Advice from the Masters: Oliver Sacks

Jun 24, 2015 | Better Writing

Most of Oliver Sacks‘ writing is about neurological patients in the manner of 19th Century clinical anecdotes. He’s known for books like The Man Who Mistook His Wife for a Hat and Awakenings, which was made into a film starring Robin Williams. For my money, as good as those books are, his best piece of writing is the NY Times Op-Ed piece, “My Own Life.” He wrote it after finding out that he had terminal cancer.

This next bit of advice is longer than most of the ones I share. It’s about how Sacks uses a personal journal.
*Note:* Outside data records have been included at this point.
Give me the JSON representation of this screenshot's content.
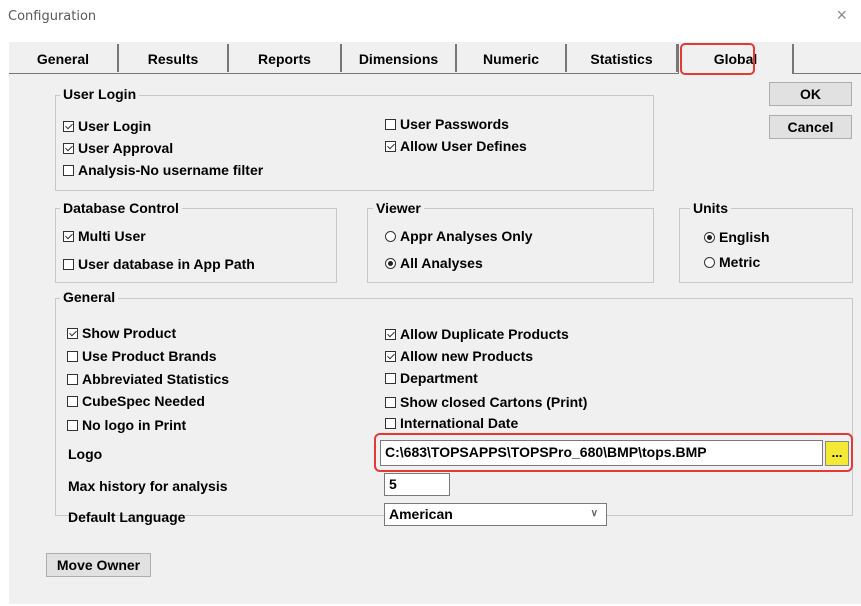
{
  "window": {
    "title": "Configuration",
    "close_glyph": "×"
  },
  "tabs": [
    "General",
    "Results",
    "Reports",
    "Dimensions",
    "Numeric",
    "Statistics",
    "Global"
  ],
  "active_tab": "Global",
  "buttons": {
    "ok": "OK",
    "cancel": "Cancel",
    "move_owner": "Move Owner",
    "browse": "..."
  },
  "user_login": {
    "label": "User Login",
    "items": [
      {
        "label": "User Login",
        "checked": true
      },
      {
        "label": "User Approval",
        "checked": true
      },
      {
        "label": "Analysis-No username filter",
        "checked": false
      },
      {
        "label": "User Passwords",
        "checked": false
      },
      {
        "label": "Allow User Defines",
        "checked": true
      }
    ]
  },
  "database_control": {
    "label": "Database Control",
    "items": [
      {
        "label": "Multi User",
        "checked": true
      },
      {
        "label": "User database in App Path",
        "checked": false
      }
    ]
  },
  "viewer": {
    "label": "Viewer",
    "options": [
      {
        "label": "Appr Analyses Only",
        "selected": false
      },
      {
        "label": "All Analyses",
        "selected": true
      }
    ]
  },
  "units": {
    "label": "Units",
    "options": [
      {
        "label": "English",
        "selected": true
      },
      {
        "label": "Metric",
        "selected": false
      }
    ]
  },
  "general": {
    "label": "General",
    "left_items": [
      {
        "label": "Show Product",
        "checked": true
      },
      {
        "label": "Use Product Brands",
        "checked": false
      },
      {
        "label": "Abbreviated Statistics",
        "checked": false
      },
      {
        "label": "CubeSpec Needed",
        "checked": false
      },
      {
        "label": "No logo in Print",
        "checked": false
      }
    ],
    "right_items": [
      {
        "label": "Allow Duplicate Products",
        "checked": true
      },
      {
        "label": "Allow new Products",
        "checked": true
      },
      {
        "label": "Department",
        "checked": false
      },
      {
        "label": "Show closed Cartons (Print)",
        "checked": false
      },
      {
        "label": "International Date",
        "checked": false
      }
    ],
    "logo_label": "Logo",
    "logo_value": "C:\\683\\TOPSAPPS\\TOPSPro_680\\BMP\\tops.BMP",
    "max_history_label": "Max history for analysis",
    "max_history_value": "5",
    "default_language_label": "Default Language",
    "default_language_value": "American"
  }
}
“I started keeping journals when I was fourteen and at last count had nearly a thousand. They come in all shapes and sizes, from little pocket ones which I carry around with me to enormous tomes. I always keep a notebook by my bedside, for dreams as well as nighttime thoughts, and I try to have one by the swimming pool or the lakeside or the seashore; swimming too is very productive of thoughts which I must write, especially if they present themselves, as they sometimes do, in the form of whole sentences or paragraphs…

But for the most part, I rarely look at the journals I have kept for the greater part of a lifetime. The act of writing is itself enough; it serves to clarify my thoughts and feelings. The act of writing is an integral part of my mental life; ideas emerge, are shaped, in the act of writing.

My journals are not written for others, nor do I usually look at them myself, but they are a special, indispensable form of talking to myself.”

Hat tip to Maria Popova and her marvelous blog Brain Pickings, which is where I found this quote and lots more.